A quadratic equation is any equation of the form \( ax^2 + bx + c = 0 \). It is fundamental in algebra and arises in various mathematical problems, including finding maximum or minimum values of a function.
In our exercise, after setting the derivative equal to 1, we obtained the quadratic equation \( x^2 + 2x - 2 = 0 \). There are multiple methods to solve a quadratic equation, such as:

• Factoring: Expressing the equation as a product of two binomials.
• Completing the square: Rewriting the equation in the form \( (x+p)^2 = q \).
• Quadratic formula: Using the formula \( x = \frac{-b \pm \sqrt{b^2 - 4ac}}{2a} \).

Employing the quadratic formula is often straightforward, especially when factoring is complex or infeasible.
For our specific equation, solving yields \( x = -1 \pm \sqrt{3} \), providing the \( x \)-values where the tangent line's slope equals 1.

Using Graph Points to Solve Problems

Graph points, specifically \( (x, y) \) pairs, are essential for understanding the position and behavior of functions graphically.

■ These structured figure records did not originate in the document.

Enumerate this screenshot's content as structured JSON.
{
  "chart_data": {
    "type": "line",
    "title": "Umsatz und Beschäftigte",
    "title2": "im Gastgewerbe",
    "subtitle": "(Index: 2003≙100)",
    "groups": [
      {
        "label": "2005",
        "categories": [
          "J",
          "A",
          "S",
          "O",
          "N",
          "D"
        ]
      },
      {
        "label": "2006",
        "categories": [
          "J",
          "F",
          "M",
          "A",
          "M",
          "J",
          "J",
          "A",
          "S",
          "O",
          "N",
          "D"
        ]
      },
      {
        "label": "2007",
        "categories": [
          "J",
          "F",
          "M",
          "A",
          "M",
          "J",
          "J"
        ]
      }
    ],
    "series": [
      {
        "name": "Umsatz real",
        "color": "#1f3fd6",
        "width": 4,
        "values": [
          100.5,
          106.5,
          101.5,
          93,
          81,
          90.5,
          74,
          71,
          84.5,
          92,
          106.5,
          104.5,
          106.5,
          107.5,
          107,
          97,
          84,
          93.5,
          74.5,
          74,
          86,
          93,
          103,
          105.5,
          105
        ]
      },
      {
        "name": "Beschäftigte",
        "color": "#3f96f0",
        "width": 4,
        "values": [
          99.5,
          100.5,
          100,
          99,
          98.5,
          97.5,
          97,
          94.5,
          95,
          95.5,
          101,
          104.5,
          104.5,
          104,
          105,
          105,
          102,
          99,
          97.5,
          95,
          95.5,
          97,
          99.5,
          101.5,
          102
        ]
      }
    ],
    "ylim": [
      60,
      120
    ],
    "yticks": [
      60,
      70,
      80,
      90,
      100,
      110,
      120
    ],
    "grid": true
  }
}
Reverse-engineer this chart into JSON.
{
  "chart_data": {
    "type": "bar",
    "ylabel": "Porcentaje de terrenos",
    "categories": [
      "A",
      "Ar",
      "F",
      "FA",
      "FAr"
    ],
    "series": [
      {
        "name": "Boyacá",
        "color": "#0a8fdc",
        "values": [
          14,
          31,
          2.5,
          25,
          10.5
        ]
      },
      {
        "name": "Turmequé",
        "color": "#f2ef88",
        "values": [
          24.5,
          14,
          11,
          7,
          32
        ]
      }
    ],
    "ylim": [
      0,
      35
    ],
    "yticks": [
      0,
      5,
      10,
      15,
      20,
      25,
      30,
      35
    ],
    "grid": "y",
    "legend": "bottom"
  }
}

They tell us precisely where specific trends or values occur on a graph.
In the exercise, after calculating the \( x \)-values using the quadratic equation, we need to find the corresponding \( y \)-values of the original function \( y = \frac{1}{3}x^3 + x^2 - x \). This involves substituting each \( x \)-value back into the function:

• For \( x = -1 + \sqrt{3} \), substitute to find \( y_1 \).
• Similarly, for \( x = -1 - \sqrt{3} \), calculate to get \( y_2 \).

By doing so, we obtain complete points \((-1 + \sqrt{3}, y_1)\) and \((-1 - \sqrt{3}, y_2)\) on the graph. These points confirm where the tangent line has the desired slope, and help visualize the solution behavior on a graph.